3D地図化の価値は、道路基盤地図情報を単に立体表示することではなく、道路空間に関する判断をしやすくすることにあります。そのためには、道路面、附属物、構造物、地形、点群、写真、台帳、点検記録などを目的に応じて整理し、重ね合わせる条件を明確にする必要があります。また、作成後の更新履歴と品質確認を設計しておかなければ、完成時点では使えても、時間が経つにつれて現況と合わない地図になってしまいます。


特に実務では、3D地図が現場で使えるかどうかが重要です。事務所の画面で見やすいだけでなく、現地で位置確認ができること、写真や測定結果を紐づけられること、関係者と同じ情報を共有できること、更新や確認の責任が整理されていることが求められます。道路基盤地図情報を3D地図化する前の準備とは、データを整える作業であると同時に、実務で継続利用するための仕組みを整える作業でもあります。
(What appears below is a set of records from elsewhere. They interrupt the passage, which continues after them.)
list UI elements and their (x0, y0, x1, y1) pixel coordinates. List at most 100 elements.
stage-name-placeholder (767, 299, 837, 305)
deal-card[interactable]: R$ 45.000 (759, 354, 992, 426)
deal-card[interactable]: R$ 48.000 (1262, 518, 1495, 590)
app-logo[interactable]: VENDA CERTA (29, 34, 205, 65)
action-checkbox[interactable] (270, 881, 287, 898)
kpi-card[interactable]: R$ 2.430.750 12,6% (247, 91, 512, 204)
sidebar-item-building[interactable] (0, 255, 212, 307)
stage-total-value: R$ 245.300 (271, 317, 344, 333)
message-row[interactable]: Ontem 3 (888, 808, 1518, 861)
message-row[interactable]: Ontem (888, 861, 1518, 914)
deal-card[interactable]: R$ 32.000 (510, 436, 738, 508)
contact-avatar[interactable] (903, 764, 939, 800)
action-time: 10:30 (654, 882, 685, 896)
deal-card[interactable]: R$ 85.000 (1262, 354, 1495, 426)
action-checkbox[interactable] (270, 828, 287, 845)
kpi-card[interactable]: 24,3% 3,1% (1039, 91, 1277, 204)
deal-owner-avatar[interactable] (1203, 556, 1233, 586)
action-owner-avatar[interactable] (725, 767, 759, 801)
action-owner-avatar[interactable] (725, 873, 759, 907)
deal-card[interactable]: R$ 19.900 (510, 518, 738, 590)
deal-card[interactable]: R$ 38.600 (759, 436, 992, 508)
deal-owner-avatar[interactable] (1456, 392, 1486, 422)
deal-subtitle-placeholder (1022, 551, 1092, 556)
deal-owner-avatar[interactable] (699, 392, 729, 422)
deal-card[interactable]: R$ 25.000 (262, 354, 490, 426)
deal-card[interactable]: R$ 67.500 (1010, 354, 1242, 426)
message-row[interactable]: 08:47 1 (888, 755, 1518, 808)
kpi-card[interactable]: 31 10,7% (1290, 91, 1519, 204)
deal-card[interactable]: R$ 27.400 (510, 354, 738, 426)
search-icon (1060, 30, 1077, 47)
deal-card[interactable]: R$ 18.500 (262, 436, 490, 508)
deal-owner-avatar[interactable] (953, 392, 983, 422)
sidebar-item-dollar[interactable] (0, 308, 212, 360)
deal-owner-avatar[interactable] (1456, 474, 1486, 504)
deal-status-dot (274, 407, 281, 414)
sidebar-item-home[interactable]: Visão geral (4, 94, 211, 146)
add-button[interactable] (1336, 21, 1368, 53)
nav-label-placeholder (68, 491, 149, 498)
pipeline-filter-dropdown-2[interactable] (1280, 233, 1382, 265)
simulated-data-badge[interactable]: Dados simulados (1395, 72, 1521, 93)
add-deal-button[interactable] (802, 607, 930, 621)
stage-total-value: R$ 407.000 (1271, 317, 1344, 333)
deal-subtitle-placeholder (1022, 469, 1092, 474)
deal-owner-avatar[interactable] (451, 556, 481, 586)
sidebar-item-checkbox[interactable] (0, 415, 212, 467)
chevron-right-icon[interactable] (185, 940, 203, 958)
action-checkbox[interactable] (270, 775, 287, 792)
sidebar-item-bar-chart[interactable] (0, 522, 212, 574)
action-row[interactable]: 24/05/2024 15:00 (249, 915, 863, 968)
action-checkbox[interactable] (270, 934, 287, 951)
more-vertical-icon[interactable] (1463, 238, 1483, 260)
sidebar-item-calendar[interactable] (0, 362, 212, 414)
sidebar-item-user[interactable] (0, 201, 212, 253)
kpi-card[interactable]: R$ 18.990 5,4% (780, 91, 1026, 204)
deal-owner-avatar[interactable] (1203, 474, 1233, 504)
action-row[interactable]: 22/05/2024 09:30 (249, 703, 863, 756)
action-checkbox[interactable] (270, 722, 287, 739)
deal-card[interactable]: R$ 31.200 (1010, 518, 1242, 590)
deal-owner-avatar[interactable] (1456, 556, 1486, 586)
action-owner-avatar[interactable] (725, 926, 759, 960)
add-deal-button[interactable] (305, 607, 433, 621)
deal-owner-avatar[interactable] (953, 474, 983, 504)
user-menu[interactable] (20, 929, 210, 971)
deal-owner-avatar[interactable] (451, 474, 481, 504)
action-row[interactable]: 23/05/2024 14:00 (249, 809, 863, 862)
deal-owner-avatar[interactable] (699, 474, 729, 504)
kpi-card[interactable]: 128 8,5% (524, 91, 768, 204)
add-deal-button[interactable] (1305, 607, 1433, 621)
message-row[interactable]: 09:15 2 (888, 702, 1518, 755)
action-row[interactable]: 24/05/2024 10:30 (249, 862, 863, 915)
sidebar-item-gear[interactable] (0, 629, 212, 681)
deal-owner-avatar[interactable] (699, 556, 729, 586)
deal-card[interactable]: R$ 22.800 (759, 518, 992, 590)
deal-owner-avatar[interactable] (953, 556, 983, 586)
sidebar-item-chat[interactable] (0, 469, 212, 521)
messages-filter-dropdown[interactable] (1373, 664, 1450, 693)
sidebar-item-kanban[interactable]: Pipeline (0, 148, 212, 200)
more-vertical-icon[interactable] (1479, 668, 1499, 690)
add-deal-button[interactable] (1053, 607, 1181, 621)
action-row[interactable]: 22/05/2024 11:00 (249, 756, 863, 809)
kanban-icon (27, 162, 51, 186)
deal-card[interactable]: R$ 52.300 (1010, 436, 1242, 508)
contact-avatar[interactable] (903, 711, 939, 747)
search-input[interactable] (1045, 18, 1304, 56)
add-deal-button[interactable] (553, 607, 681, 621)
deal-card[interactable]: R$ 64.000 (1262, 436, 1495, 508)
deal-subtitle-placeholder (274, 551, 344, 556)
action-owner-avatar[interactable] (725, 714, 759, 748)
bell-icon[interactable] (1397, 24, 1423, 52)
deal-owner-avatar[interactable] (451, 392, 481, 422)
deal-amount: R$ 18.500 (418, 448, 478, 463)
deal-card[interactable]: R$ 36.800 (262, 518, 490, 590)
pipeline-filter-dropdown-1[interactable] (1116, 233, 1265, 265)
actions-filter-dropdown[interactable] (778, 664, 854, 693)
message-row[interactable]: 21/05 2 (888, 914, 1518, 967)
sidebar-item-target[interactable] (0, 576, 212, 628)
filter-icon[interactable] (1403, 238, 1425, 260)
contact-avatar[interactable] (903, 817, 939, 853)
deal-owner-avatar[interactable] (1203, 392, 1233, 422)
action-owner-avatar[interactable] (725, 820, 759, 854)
最初から完璧な3D地図を作ろうとする必要はありません。まずは目的を絞り、重要な路線や管理対象から始め、座標、属性、高さ、現地確認、更新手順を一つずつ整えていくことが現実的です。小さく始めても、基準を明確にしておけば、対象範囲を広げたり、点群や写真、測位記録を追加したりしやすくなります。逆に、初期段階で基準が曖昧なまま広げてしまうと、後で修正が難しくなります。


道路基盤地図情報を3D地図化する取り組みは、道路管理の高度化、現場確認の効率化、関係者間の情報共有に役立ちます。その効果を十分に引き出すには、机上のデータ整備と現地の位置確認をつなぐ視点が欠かせません。現地で取得した高精度な位置情報、写真、点群を道路基盤地図情報と結び付けながら、目的、座標、属性、高さ、更新、運用の条件を段階的に整えることで、道路空間をより信頼できる3D情報として扱いやすくなります。